We’re all aware of the recent unpleasantness which hit Second Life over the past few weeks and which culminated in the chaos of Tuesday, May 20th, when the disruption not only caused issues with log-ins, but also caused both a curtailment in server-side deployments on Tuesday and a rescheduling of both deployments for the rest of the week and the postponing of a period of planned maintenance.
As noted in my week 20/2 SL projects update, Simon and Maestro Linden gave an explanation of Tuesday’s issues at the Serve Beta meeting on Thursday May 22nd. However, in a Tools and Technology blog post, Landon Linden has given a comprehensive explanation of the broader issues that have hit second Life in recent weeks.
Landon begins the post:
When I came to Linden Lab over five years ago, Second Life had gone through a period of the coveted hockey-stick growth, and we had just not kept up with the technical demands such growth creates. One or more major outages a week were common.
In my first few months at the Lab, we removed more than a hundred major single points of failure in our service, but several major ones still loomed large, the granddaddy of them all being the core MySQL database server. By late Winter 2009 we were suffering from a core database outage a few times each week.
It is that core MySQL database server that has been partially to blame for the recent problems, having hit two different fatal hardware faults which forced the Lab to stop most SL services on both occasions. As the blog post explains, work is in-hand to remove some of the risk in this database becoming a single point of failure by moving it to new hardware. This will be followed over the coming weeks and months to try to further reduce the impact of database failures.
But the MySQL issue wasn’t the only cause of problems, as Landon further explains:
A few weeks ago there was a massive distributed denial of service attack on one of our upstream service providers that affected most of their customers, including us, and inhibited the ability of some to use our services. We have since mitigated future potential impact from such an attack by adding an additional provider. There have also been hardware failures in the Marketplace search infrastructure that have impacted that site, a problem that we are continuing to work through.
He also provides further information on the issue which impacted users and services on Tuesday May 20th, expanding on that given by Simon and Maestro at the Server Beta meeting.
At that meeting, Simon briefly outlined Tuesday’s issues as being a case of the log-in server failing to give the viewer the correct token for it to connect to a region, so people actually got through the log-in phase when starting their viewer, but never connected to a region.
Landon expands on this, describing how the mechanism for handing-off of sessions from login to users’ initial regions is a decade old and relies on the generation of a unique identifier (the “token” Simon referred to). Simply put: the mechanism ran out of numbers – but did so quietly and without flagging the fact that it had. As a result, the server team took four hours to track down the problem and come up with a fix.
Referring to this particular issue, Landon goes on:
Having such a hidden fault in a core service is unacceptable, so we are doing a thorough review of the login process to determine if there are any more problems like this lurking. Our intent at this point also is to remove the identifier assignment service altogether. It not only was the ultimate source of this outage, but is also one more single point of failure that should have been dispatched long ago.

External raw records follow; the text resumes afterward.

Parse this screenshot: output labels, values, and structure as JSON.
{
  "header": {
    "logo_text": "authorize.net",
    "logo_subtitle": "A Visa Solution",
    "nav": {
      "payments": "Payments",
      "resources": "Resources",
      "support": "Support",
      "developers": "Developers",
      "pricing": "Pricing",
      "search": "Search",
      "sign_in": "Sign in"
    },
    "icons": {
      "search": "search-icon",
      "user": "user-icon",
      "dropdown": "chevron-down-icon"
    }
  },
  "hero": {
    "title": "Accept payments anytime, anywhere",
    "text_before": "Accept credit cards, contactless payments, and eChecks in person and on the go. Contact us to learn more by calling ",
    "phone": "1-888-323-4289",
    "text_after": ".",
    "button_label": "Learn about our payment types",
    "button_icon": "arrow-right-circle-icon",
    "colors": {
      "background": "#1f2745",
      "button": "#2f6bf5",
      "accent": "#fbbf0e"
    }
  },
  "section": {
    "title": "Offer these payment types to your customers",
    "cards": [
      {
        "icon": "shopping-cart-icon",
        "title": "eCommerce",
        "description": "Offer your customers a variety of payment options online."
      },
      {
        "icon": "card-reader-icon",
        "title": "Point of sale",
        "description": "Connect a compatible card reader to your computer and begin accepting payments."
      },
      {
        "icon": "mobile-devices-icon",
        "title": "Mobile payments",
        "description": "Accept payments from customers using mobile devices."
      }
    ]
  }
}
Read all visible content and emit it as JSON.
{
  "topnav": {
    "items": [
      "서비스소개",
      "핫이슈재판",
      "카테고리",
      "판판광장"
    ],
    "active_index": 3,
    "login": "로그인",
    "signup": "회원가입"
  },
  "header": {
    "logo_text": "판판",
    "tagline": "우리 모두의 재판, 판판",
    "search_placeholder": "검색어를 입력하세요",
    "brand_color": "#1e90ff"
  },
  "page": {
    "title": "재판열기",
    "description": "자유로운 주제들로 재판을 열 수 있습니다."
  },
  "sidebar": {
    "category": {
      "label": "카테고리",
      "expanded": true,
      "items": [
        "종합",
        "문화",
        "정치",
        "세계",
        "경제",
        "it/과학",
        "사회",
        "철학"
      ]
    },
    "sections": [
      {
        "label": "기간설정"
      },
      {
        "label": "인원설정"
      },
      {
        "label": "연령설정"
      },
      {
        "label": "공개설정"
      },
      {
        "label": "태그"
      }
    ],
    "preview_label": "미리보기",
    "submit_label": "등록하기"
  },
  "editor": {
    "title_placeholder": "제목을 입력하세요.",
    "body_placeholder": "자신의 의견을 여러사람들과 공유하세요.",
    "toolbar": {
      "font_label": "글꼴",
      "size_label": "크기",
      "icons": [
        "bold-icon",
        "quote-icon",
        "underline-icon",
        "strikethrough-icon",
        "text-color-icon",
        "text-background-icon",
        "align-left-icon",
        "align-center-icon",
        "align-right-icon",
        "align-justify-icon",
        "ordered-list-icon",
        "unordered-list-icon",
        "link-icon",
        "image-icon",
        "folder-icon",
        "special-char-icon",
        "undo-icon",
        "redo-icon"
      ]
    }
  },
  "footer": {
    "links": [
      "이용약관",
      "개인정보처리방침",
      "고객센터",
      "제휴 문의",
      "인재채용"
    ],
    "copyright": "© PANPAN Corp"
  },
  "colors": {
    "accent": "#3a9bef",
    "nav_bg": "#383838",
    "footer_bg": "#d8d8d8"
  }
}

Such open honesty and transparency about technical matters is something that hasn’t really been seen from the Lab since the departure of Frank (FJ Linden) Ambrose, the Lab’s former Senior VP of Global Technology, who departed the company at the end of 2011. As such, it is an excellent demonstration of Ebbe Altberg’s promise to re-open the lines of communication between company and users, and one which is most welcome.
Kudos to Landon for his sincere apology for the disruption in services and for such a comprehensive explanation of the problems. Having such information will hopefully aid our understanding of the challenges the Lab faces in dealing with a complex set of services which is over a decade old, but which we expect to be ready and waiting for us 24/7. Kudos, again as well to Ebbe Altberg for re-opening the hailing frequencies. Long may it continue.